Un séisme de magnitude 7,4 a frappé l'ouest de la Colombie lundi à 7 h 34, heure locale, faisant au moins 111 morts et 87 blessés, selon le président Abelardo de la Espriella et l'Associated Press. Les secouristes et les habitants fouillaient les immeubles effondrés, tandis que les autorités avertissaient que le bilan pourrait augmenter à mesure que les évaluations atteindraient les communautés isolées.
Le Service géologique colombien a situé l'épicentre près de San José del Palmar, dans le département du Chocó, à 96 kilomètres de profondeur. L'Institut d'études géologiques des États-Unis a également mesuré une magnitude de 7,4. Les secousses ont touché Cali, Pereira, Manizales, Quibdó et Armenia, et ont été ressenties en Équateur et au Panama, où les premiers dégâts signalés étaient limités.
Les chiffres gouvernementaux cités par El País faisaient état de 1 575 logements affectés et de 61 bâtiments effondrés. L'Associated Press a rapporté des dommages sur des centaines de structures, des personnes coincées sous les décombres et des conséquences dans plus de 20 municipalités. Les vols ont été suspendus dans les aéroports de Manizales, Quibdó, Armenia, Cartago, Buenaventura et Pereira pendant les inspections.
De la Espriella a déclaré une catastrophe nationale afin d'accélérer le déblocage des fonds de reconstruction et a convoqué un commandement unifié.
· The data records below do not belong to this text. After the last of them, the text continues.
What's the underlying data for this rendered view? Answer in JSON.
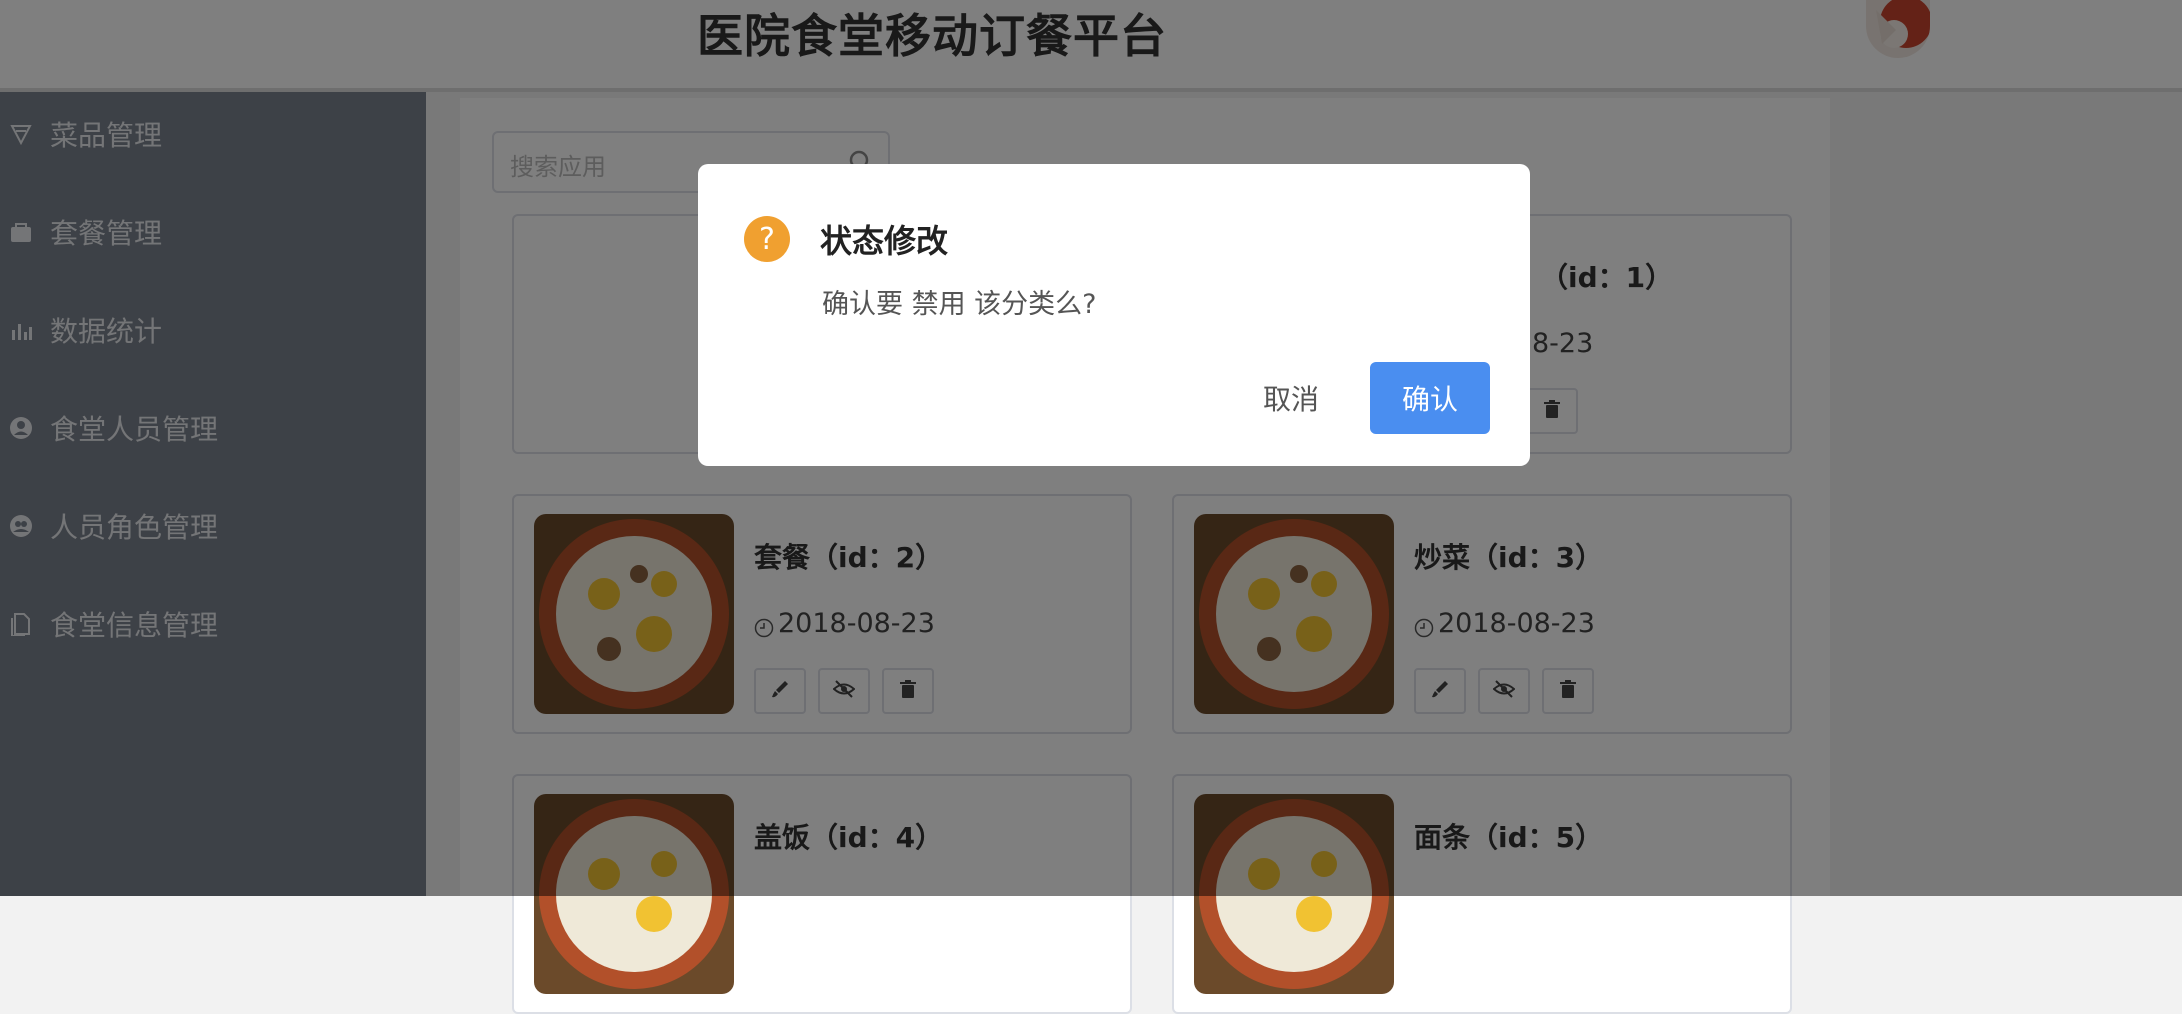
{
  "header": {
    "title": "医院食堂移动订餐平台",
    "avatar_icon": "avatar-image"
  },
  "sidebar": {
    "items": [
      {
        "label": "菜品管理",
        "icon": "menu-icon"
      },
      {
        "label": "套餐管理",
        "icon": "bag-icon"
      },
      {
        "label": "数据统计",
        "icon": "chart-icon"
      },
      {
        "label": "食堂人员管理",
        "icon": "user-icon"
      },
      {
        "label": "人员角色管理",
        "icon": "role-icon"
      },
      {
        "label": "食堂信息管理",
        "icon": "document-icon"
      }
    ]
  },
  "search": {
    "placeholder": "搜索应用"
  },
  "cards": [
    {
      "title": "（id：1）",
      "date": "8-23"
    },
    {
      "title": "套餐（id：2）",
      "date": "2018-08-23"
    },
    {
      "title": "炒菜（id：3）",
      "date": "2018-08-23"
    },
    {
      "title": "盖饭（id：4）"
    },
    {
      "title": "面条（id：5）"
    }
  ],
  "dialog": {
    "title": "状态修改",
    "message": "确认要 禁用 该分类么?",
    "icon_glyph": "?",
    "cancel_label": "取消",
    "confirm_label": "确认"
  },
  "colors": {
    "sidebar": "#7b828e",
    "primary": "#4a8ef0",
    "warning": "#f0a030"
  }
}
Il a assuré que l'État soutiendrait les sinistrés et prévoyait de se rendre dans la zone touchée. Les problèmes de communication ainsi que le relief rural et boisé autour de l'épicentre compliquaient l'établissement d'un bilan complet.
Le service géologique a qualifié l'événement de séisme de plus forte magnitude enregistré en Colombie depuis dix ans et a détecté des répliques, dont une de magnitude 4,8. Il a relié cette activité aux processus tectoniques naturels de l'ouest colombien, notamment à la subduction de la plaque de Nazca sous la plaque sud-américaine. El País l'a présenté comme le séisme le plus meurtrier depuis la catastrophe d'Armenia en 1999.
La recherche de survivants restait la priorité pendant que les familles attendaient des nouvelles de leurs proches disparus. Les autorités inspectaient les hôpitaux, les axes de transport et les bâtiments endommagés tout en surveillant de nouvelles répliques. Les chiffres confirmés demeuraient provisoires, surtout parce qu'une grande partie du Chocó est pauvre, montagneuse et difficilement accessible autrement que par bateau ou par avion.